John Grey is an Australian poet, US resident, recently published in Sheepshead Review, Stand, Poetry Salzburg Review and Hollins Critic. Latest books, “Leaves On Pages” “Memory Outside The Head” and “Guest Of Myself” are available through Amazon. Work upcoming in Ellipsis, Blueline and International Poetry Review.
THE SIXTIES COUPLE
They haven’t changed. Still smoke pot in a room with a bare bulb and packing cases for furniture. They’re past retirement age but they set up camp in the sixties, with straggly hair, beard on him, and the Grateful Dead on the stereo. Sure, they both resort to an array of pills from time to time, arthritis salvers, blood-pressure downers. But none as healing as a reefer. Life’s been illuminating, benevolent and contemplative. But also ordinary, mundane. And then there were the kids – three in all. Redemptive at the time. A burden, later. Now they’re in pain but euphoric. They still reach this great plain of spiritual awareness, but their bodies have to stay behind. Lava lamp glows. Incense whispers. A cocoon wraps around. A fitting end for former butterflies.
THE POND, NIGHT AND DAY
Come night, there’s no more pond, merely a dark shape harboring the dead. But come morning, sun separates silty bottom from vibrant waters, awaken the insects, the miniscule fish, pokes open the eyes of the turtle, assures there’s no mistaking the light green grass along the banks and the deeper hue of the frog. And there’s enough surface now for a boy. at dawn, to find his face in. And a girl to look over his shoulder, until her cheeks’ reflection floats with the lilies. The pond is the familiar, the reliable, a gathering place, even for the older ones who come later, when the air’s noon-warm, and first stirrings have long since busied themselves into daily activities. The oldest of all, in late afternoon, prods the earth with her cane, jostles the dragonflies, with the flounce of her best summer dress. I swear that if the light held out any longer. then the dead would come by, admire their old selves in the ripple. But dusk moves in, there’s no more pond, merely a dark shape harboring the dead. So, in truth, our ancestors are there already.
THE ONE AND ONLY JACKET
The jacket is of another time, occupies the far end of my closet. It’s where the years I’ve lived would be if they didn’t just dissipate but had to be stored. Luckily, time is less demanding in that way though try telling that to my knees. But fabric is another story. In fact, it’s more story than something to be worn.

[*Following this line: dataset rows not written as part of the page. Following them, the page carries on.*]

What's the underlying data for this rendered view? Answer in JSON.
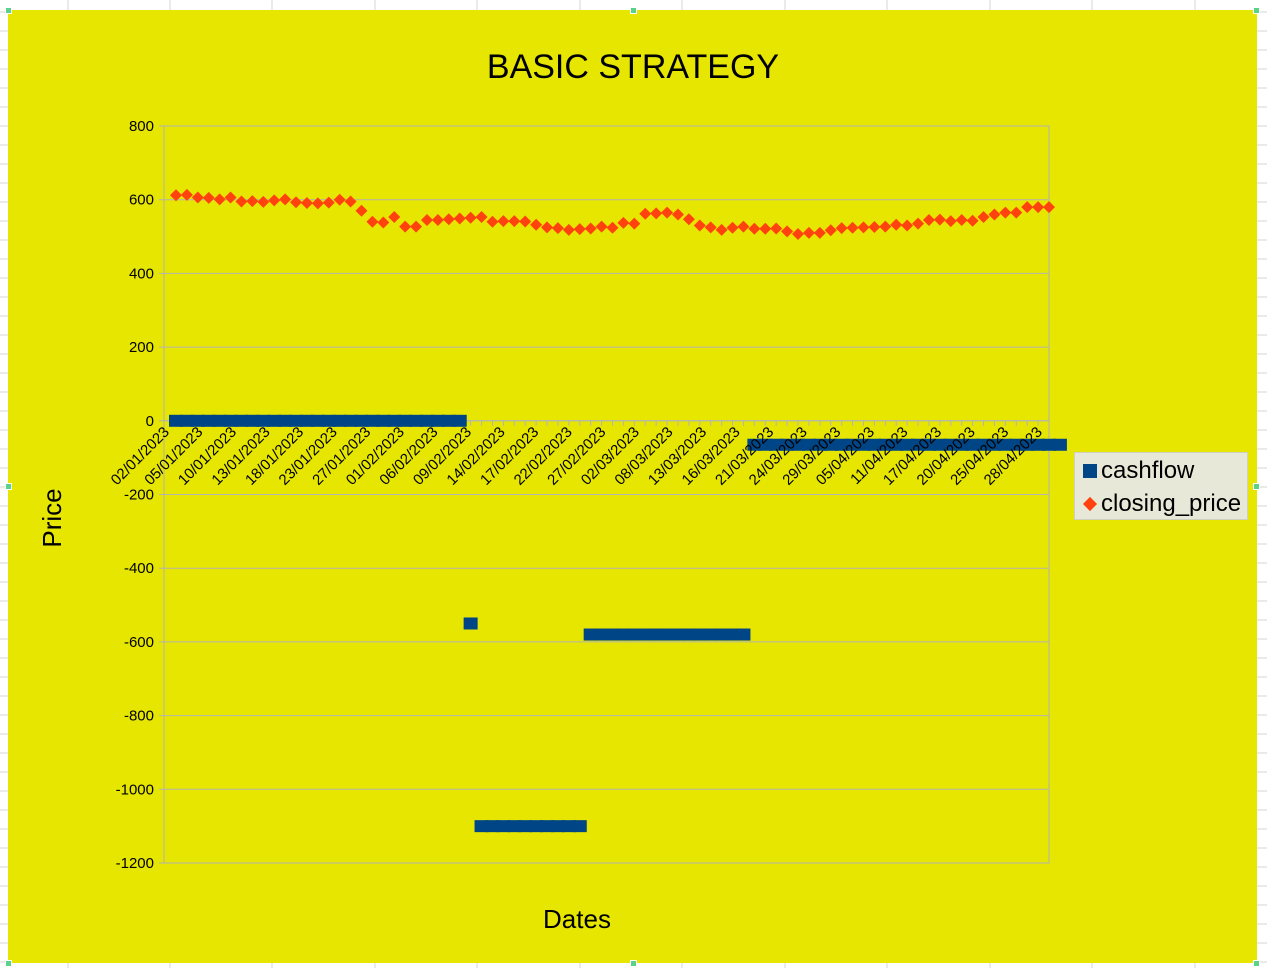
{
  "chart_data": {
    "type": "scatter",
    "title": "BASIC STRATEGY",
    "xlabel": "Dates",
    "ylabel": "Price",
    "ylim": [
      -1200,
      800
    ],
    "yticks": [
      "800",
      "600",
      "400",
      "200",
      "0",
      "-200",
      "-400",
      "-600",
      "-800",
      "-1000",
      "-1200"
    ],
    "x_tick_labels": [
      "02/01/2023",
      "05/01/2023",
      "10/01/2023",
      "13/01/2023",
      "18/01/2023",
      "23/01/2023",
      "27/01/2023",
      "01/02/2023",
      "06/02/2023",
      "09/02/2023",
      "14/02/2023",
      "17/02/2023",
      "22/02/2023",
      "27/02/2023",
      "02/03/2023",
      "08/03/2023",
      "13/03/2023",
      "16/03/2023",
      "21/03/2023",
      "24/03/2023",
      "29/03/2023",
      "05/04/2023",
      "11/04/2023",
      "17/04/2023",
      "20/04/2023",
      "25/04/2023",
      "28/04/2023"
    ],
    "num_points": 81,
    "grid": true,
    "legend_position": "right",
    "series": [
      {
        "name": "cashflow",
        "marker": "square",
        "color": "#004586",
        "values": [
          0,
          0,
          0,
          0,
          0,
          0,
          0,
          0,
          0,
          0,
          0,
          0,
          0,
          0,
          0,
          0,
          0,
          0,
          0,
          0,
          0,
          0,
          0,
          0,
          0,
          0,
          0,
          -550,
          -1100,
          -1100,
          -1100,
          -1100,
          -1100,
          -1100,
          -1100,
          -1100,
          -1100,
          -1100,
          -580,
          -580,
          -580,
          -580,
          -580,
          -580,
          -580,
          -580,
          -580,
          -580,
          -580,
          -580,
          -580,
          -580,
          -580,
          -65,
          -65,
          -65,
          -65,
          -65,
          -65,
          -65,
          -65,
          -65,
          -65,
          -65,
          -65,
          -65,
          -65,
          -65,
          -65,
          -65,
          -65,
          -65,
          -65,
          -65,
          -65,
          -65,
          -65,
          -65,
          -65,
          -65,
          -65,
          -65
        ]
      },
      {
        "name": "closing_price",
        "marker": "diamond",
        "color": "#ff420e",
        "values": [
          612,
          613,
          606,
          605,
          601,
          606,
          595,
          596,
          594,
          598,
          601,
          593,
          591,
          590,
          592,
          600,
          595,
          570,
          540,
          538,
          553,
          527,
          527,
          545,
          545,
          547,
          549,
          551,
          553,
          540,
          542,
          542,
          541,
          532,
          525,
          523,
          518,
          520,
          522,
          527,
          524,
          537,
          535,
          562,
          563,
          565,
          560,
          547,
          530,
          525,
          518,
          524,
          527,
          521,
          521,
          522,
          514,
          507,
          510,
          510,
          517,
          523,
          524,
          525,
          526,
          527,
          532,
          530,
          535,
          545,
          546,
          542,
          545,
          543,
          553,
          560,
          565,
          565,
          580,
          580,
          580
        ]
      }
    ]
  },
  "colors": {
    "background": "#e6e600",
    "grid": "#b3b3b3",
    "cashflow": "#004586",
    "closing_price": "#ff420e"
  }
}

That’s why, when I throw out some stuff, like shoes for example, or ties, it feels like murder. But no way this jacket goes the way of Metallica t-shirts, Superman underwear, or the jeans that, at the end, would have been lucky to fit around one leg. Did I say murder? Tossing that jacket in the trash would be more like suicide. It’s the shape of my torso, my arms, at their peak. The fake leather looks so real, cows used to beg for its return. And the insides are so soft and warm. What I got from women only sometimes, it was always willing to provide. I haven’t worn it in a long time. I haven’t been the guy who used to wear it in a long time. It’s more haute couture for dreams. But my dreams gaze backward as much as they do forward. Why shouldn’t they have something to look good in. My wife is always saying, “Why don’t you get rid of that thing.” That’s now. But not back when we were dating. Then, she was happy to run her fingers down its light brown sheen. And she’s not about to give up her fingers. So why can’t I hold onto where she touched?